## Problem Set #2

MACS 30100, Dr. Evans
<br>
Due Monday, Jan. 22 at 11:30am
<br>
Liqiang Yu

### Problem 1

Some income data, lognormal distribution, and hypothesis testing

(a) Plot a histogram of percentages of the income.txt data with 30 bins.

In [92]:
import numpy as np
import scipy.stats as sts
import math
import matplotlib.pyplot as plt

%matplotlib notebook
fig, ax = plt.subplots(figsize=(7.7, 7.5))
income = np.loadtxt('incomes.txt')
plt.hist(income, 30, edgecolor='black',normed=True)
plt.title('Income for MACSS student (Class 2018-2020)', fontsize=15)
plt.xlabel('Annual Income')
plt.ylabel('Percentages')

<IPython.core.display.Javascript object>

<matplotlib.text.Text at 0x11552a710>

The histogram is given above with bins weighted (normed = True).

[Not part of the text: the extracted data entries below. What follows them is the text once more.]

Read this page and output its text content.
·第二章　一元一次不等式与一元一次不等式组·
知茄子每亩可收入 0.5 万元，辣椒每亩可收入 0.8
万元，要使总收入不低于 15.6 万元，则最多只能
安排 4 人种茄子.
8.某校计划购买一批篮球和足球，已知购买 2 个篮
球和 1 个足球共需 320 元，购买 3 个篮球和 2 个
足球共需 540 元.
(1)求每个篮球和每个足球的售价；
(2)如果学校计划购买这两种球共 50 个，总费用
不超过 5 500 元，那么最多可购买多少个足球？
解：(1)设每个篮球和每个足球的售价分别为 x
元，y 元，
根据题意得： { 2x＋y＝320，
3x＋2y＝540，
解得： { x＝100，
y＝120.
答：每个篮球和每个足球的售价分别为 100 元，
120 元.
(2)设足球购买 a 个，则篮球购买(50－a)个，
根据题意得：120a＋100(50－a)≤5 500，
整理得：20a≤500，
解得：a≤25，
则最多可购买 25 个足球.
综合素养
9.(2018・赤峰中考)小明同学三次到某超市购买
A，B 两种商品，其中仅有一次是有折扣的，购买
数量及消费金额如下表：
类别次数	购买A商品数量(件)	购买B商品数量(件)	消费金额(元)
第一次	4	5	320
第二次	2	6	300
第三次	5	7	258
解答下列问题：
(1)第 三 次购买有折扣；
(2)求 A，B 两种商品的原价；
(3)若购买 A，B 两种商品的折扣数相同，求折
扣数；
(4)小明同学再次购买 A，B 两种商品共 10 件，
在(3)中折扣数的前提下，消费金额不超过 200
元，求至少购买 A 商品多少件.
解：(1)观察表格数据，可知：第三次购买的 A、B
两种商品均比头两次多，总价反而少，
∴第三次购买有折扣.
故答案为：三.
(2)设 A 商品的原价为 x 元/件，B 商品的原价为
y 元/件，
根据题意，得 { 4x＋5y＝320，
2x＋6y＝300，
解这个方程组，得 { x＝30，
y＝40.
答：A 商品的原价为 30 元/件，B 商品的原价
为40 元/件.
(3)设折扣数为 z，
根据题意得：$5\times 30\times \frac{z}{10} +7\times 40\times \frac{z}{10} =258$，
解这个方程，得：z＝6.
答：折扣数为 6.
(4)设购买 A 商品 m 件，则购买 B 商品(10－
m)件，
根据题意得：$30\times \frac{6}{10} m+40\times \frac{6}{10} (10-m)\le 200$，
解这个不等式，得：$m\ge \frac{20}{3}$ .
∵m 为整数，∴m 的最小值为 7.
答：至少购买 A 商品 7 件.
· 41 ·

(b) Plot the lognormal PDF $f(x\ |\ \mu = 11.0, \sigma = 0.5)$ for 0 ≤ $x$ ≤ 150, 000. What is the value of the log likelihood value for this parameterization of the distribution and given this data?

In [93]:
# Define function that generates values of a log normal
# probability density function (PDF)
def lgnorm_pdf(xvals, mu, sigma):
    '''
    --------------------------------------------------------------------
    Generate pdf values from the log normal pdf with mean mu and standard
    deviation sigma.
    --------------------------------------------------------------------
    INPUTS:
    xvals  = (N,) vector, values of the normally distributed random
             variable
    mu     = scalar, mean of the normally distributed random variable
    sigma  = scalar > 0, standard deviation of the normally distributed
             random variable
    
    OTHER FUNCTIONS AND FILES CALLED BY THIS FUNCTION: None
    
    OBJECTS CREATED WITHIN FUNCTION:
    pdf_vals_ln = (N,) vector, normal PDF values for mu and sigma
               corresponding to xvals data
    
    FILES CREATED BY THIS FUNCTION: None
    
    RETURNS: pdf_vals_ln
    --------------------------------------------------------------------
    '''
    pdf_vals_ln = (1/(xvals * sigma * np.sqrt(2 * np.pi)) * np.exp(-(np.log(xvals) - mu)**2 / (2 * sigma**2)))
    return pdf_vals_ln

x = np.linspace(0.001, 150000.0, 500)
mu_1, sigma_1 = 11.0, 0.5
plt.plot(x, lgnorm_pdf(x, mu_1, sigma_1), linewidth = 2, color = 'r',label='1: $\mu$=11,$\sigma$=0.5')
plt.legend(loc='upper left')

<matplotlib.legend.Legend at 0x115628d68>

In [94]:
# Define log likelihood function for the log normal distribution
def log_lik_lgnorm(xvals, mu, sigma):
    '''
    --------------------------------------------------------------------
    Compute the log likelihood function for data xvals given log normal
    distribution parameters mu and sigma.
    --------------------------------------------------------------------
    INPUTS:
    xvals  = (N,) vector, values of the normally distributed random
             variable
    mu     = scalar, mean of the normally distributed random variable
    sigma  = scalar > 0, standard deviation of the normally distributed
             random variable
    
    OTHER FUNCTIONS AND FILES CALLED BY THIS FUNCTION:
        lgnorm_pdf()
    
    OBJECTS CREATED WITHIN FUNCTION:
    pdf_vals_ln    = (N,) vector, log normal PDF values for mu and sigma
                  corresponding to xvals data
    ln_pdf_vals_ln = (N,) vector, natural logarithm of log normal PDF values
                  for mu and sigma corresponding to xvals data
    log_lik_val_ln = scalar, value of the log likelihood function
    
    FILES CREATED BY THIS FUNCTION: lgnorm_pdf()
    
    RETURNS: log_lik_val_ln
    --------------------------------------------------------------------
    '''
    pdf_vals_ln = lgnorm_pdf(xvals, mu, sigma)
    ln_pdf_vals_ln = np.log(pdf_vals_ln)
    log_lik_val_ln = ln_pdf_vals_ln.sum()
    
    return log_lik_val_ln
print('Log-likelihood 1: ', log_lik_lgnorm(income, mu_1, sigma_1))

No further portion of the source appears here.